I spent a lot of last week zooming around in Disintegration, which is a fascinating and pretty lovely game. It’s lovely because everything in it feels so good, and because – not an insult – there is a warming, comforting Double-A-ness to it in its sparsity and its obvious desire to get the most out of absolutely everything. And it’s fascinating because… well.
Disintegration feels a bit like Halo 2 to me, or rather the Halo 2 that might have been. It takes the lovely tree-scattered setting of Halo, the flat metallic heft of the classic Spartan weaponry and the precision staging of the encounters, and it then throws in a big new idea: you scoot around and direct troops in a sort of blend of FPS and RTS. Halo 2’s big idea was dual-wielding (and dual leads).
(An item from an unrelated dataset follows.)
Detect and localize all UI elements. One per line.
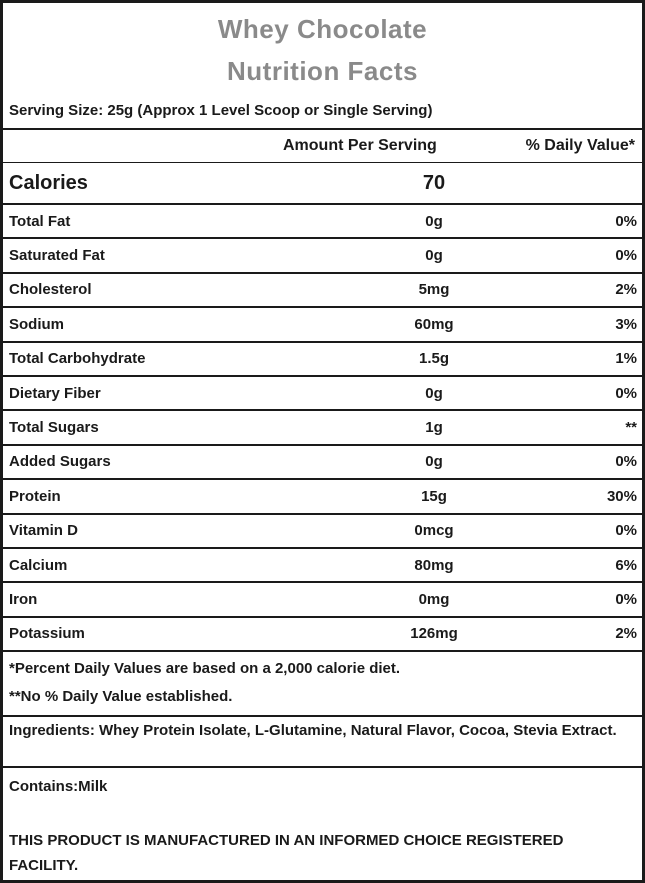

Disintegration feels like the Halo 2 we might have gotten if everyone had been more able to explore new ideas – which, given Bungie’s background, would also have been old ideas.
Disintegration is made by ex-Bungie people, and in this respect it sort of seems to parallel the work of the team at Runic Games. In Torchlight 2 – the numbers are about to get confusing – we got both another version of Diablo 2, which some of the core team had helped make, and also a glimpse of an alternate version of Diablo 3. Torchlight 2 felt like the Diablo 3 these veterans might have made, the same way that Disintegration reminds me of a mirror-world Halo 2.
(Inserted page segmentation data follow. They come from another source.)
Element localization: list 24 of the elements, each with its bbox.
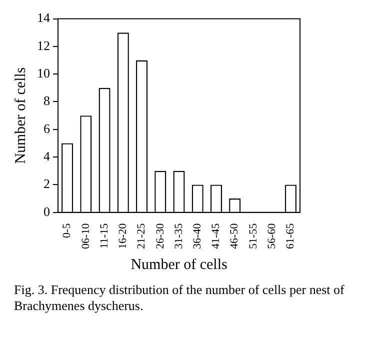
x-tick-label: 51-55 [247,222,260,250]
y-tick-label: 10 [37,66,50,81]
x-tick-label: 06-10 [80,222,92,250]
y-tick-label: 4 [44,148,50,164]
y-tick-label: 2 [44,176,50,192]
y-axis-title: Number of cells [12,67,29,164]
y-tick-label: 12 [37,38,50,53]
y-tick-label: 8 [44,93,50,108]
x-tick-label: 61-65 [284,222,297,250]
x-tick-label: 31-35 [172,222,185,250]
x-tick-label: 46-50 [228,222,241,250]
x-tick-label: 41-45 [210,222,222,250]
x-tick-label: 11-15 [98,222,110,249]
y-tick-label: 14 [37,10,50,26]
caption: Fig. 3. Frequency distribution of the number of cells per nest of Brachymenes dyscherus. [14,282,346,314]
x-tick-label: 36-40 [192,222,204,250]
x-axis-title: Number of cells [130,256,228,273]
x-tick-label: 21-25 [136,222,148,250]
x-tick-label: 26-30 [154,222,166,250]
x-tick-label: 0-5 [61,222,74,238]
x-tick-label: 16-20 [117,222,130,250]
y-tick-label: 6 [44,120,50,136]
y-tick-label: 0 [44,204,50,219]
x-tick-label: 56-60 [266,222,278,250]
Anyway, what’s interesting me today is that before all that, the people at Runic made the first Torchlight. And the first Torchlight is Double-A royalty.
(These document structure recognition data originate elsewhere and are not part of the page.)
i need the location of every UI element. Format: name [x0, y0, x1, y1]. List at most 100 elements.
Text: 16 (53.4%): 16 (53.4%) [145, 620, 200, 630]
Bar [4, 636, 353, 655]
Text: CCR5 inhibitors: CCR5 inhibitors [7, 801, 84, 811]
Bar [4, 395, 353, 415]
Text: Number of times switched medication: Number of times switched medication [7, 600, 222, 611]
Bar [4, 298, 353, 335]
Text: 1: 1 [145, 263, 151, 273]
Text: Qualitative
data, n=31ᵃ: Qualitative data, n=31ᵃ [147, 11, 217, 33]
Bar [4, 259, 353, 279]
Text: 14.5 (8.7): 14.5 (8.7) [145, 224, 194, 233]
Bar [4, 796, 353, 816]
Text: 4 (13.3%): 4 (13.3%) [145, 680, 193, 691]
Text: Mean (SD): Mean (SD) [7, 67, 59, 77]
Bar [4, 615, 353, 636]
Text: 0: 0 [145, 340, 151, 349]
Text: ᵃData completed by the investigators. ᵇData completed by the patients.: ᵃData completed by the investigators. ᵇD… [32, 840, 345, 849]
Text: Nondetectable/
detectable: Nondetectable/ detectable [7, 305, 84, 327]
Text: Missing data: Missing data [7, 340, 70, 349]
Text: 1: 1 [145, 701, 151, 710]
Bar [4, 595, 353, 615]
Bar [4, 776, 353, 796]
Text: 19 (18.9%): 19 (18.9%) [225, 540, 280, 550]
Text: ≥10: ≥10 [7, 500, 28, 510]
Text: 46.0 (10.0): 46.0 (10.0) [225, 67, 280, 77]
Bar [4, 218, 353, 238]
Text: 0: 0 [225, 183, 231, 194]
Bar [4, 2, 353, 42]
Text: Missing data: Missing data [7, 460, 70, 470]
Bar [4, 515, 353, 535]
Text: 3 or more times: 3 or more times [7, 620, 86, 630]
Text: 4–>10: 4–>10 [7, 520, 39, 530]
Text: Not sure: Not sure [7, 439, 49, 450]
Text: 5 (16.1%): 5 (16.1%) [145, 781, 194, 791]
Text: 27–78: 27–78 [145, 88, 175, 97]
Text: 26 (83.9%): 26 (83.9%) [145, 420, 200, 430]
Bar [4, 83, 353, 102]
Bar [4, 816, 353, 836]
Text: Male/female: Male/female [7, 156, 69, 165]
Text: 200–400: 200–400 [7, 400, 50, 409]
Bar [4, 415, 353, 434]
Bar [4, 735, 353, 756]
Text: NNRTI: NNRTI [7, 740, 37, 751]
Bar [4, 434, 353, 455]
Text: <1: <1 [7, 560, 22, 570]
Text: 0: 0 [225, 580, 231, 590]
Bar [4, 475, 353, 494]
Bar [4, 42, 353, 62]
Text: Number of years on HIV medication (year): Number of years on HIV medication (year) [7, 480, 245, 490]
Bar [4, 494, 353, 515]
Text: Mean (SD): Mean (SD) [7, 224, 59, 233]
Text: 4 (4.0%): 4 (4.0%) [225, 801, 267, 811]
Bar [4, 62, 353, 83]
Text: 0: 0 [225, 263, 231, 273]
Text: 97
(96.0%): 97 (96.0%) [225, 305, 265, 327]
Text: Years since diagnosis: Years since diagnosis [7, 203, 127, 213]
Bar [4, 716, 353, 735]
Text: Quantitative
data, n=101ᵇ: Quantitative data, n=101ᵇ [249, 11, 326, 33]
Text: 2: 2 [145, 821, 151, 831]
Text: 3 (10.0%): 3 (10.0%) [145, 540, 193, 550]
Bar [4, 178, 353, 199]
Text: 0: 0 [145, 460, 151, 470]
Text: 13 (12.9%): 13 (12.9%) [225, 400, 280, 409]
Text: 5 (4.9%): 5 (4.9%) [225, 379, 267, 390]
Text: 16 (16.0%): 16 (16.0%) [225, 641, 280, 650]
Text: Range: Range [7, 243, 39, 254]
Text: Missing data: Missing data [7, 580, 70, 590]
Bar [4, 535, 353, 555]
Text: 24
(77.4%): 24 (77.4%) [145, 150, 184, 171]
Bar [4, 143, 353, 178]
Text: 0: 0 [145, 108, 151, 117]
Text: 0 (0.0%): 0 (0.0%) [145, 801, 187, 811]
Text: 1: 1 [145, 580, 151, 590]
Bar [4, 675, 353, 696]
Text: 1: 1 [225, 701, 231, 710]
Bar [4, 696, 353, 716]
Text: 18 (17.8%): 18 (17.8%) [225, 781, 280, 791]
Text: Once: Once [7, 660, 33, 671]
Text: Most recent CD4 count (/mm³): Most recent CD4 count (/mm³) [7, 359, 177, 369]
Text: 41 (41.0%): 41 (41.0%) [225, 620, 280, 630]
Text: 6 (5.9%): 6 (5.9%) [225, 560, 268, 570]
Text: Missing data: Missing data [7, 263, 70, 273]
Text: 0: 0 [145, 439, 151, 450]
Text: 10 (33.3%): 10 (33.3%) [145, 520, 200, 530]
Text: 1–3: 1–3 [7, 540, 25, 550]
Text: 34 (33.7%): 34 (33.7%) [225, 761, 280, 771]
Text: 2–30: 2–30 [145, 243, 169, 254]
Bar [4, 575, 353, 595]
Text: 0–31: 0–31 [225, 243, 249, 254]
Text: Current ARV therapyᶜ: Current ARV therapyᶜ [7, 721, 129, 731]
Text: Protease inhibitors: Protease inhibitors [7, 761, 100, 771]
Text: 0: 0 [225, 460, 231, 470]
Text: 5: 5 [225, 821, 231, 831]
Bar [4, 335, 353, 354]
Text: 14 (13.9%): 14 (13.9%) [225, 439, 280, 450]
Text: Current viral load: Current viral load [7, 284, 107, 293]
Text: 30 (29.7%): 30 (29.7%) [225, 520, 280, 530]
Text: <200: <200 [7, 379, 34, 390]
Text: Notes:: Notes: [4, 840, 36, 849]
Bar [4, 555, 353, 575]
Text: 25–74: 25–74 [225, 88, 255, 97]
I had never thought of it as Double-A before, but what do you know? A small team with experience in big budget development coming together to get the most of their more limited resources. Torchlight is an action RPG, and with the loot and tiles and leveling that means it’s as expansive as you could hope for. But it’s also very focused. Like the first Diablo there’s one town, and one dungeon. You just go deeper and deeper and deeper.